NameTypeWhy It MattersOwnerFreshnessCaveat
otp_monthly table Primary analytical table used in this page's computations. Produced by Data Ingestion. Updated when the producing pipeline step is rerun. Coverage depends on upstream source availability and ETL assumptions.
route_stops table Primary analytical table used in this page's computations. Produced by Data Ingestion. Updated when the producing pipeline step is rerun. Coverage depends on upstream source availability and ETL assumptions.
routes table Primary analytical table used in this page's computations. Produced by Data Ingestion. Updated when the producing pipeline step is rerun. Coverage depends on upstream source availability and ETL assumptions.

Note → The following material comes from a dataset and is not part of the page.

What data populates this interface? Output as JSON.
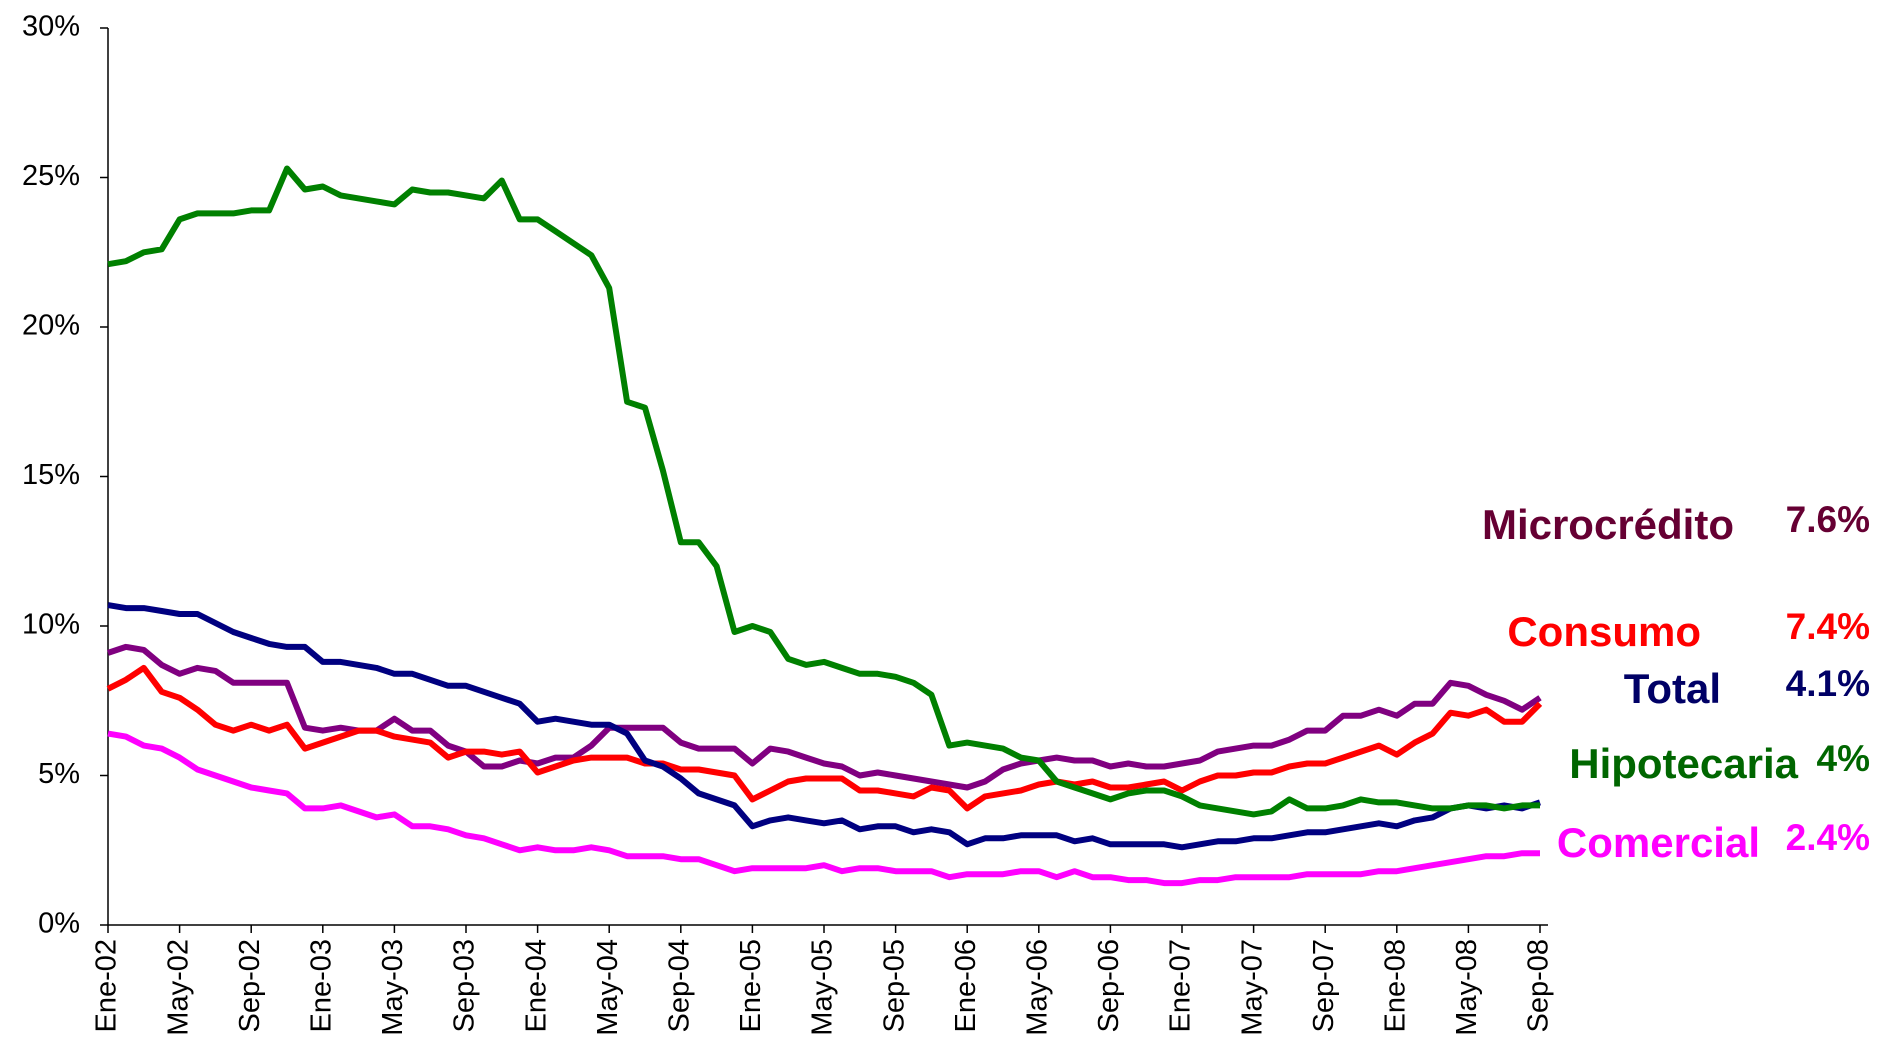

stops table Primary analytical table used in this page's computations. Produced by Data Ingestion. Updated when the producing pipeline step is rerun. Coverage depends on upstream source availability and ETL assumptions.
polars dependency Runtime dependency required for this page's pipeline or analysis code. Open-source Python ecosystem maintainers. Version pinned by project environment until dependency updates are applied. Library updates may change behavior or defaults.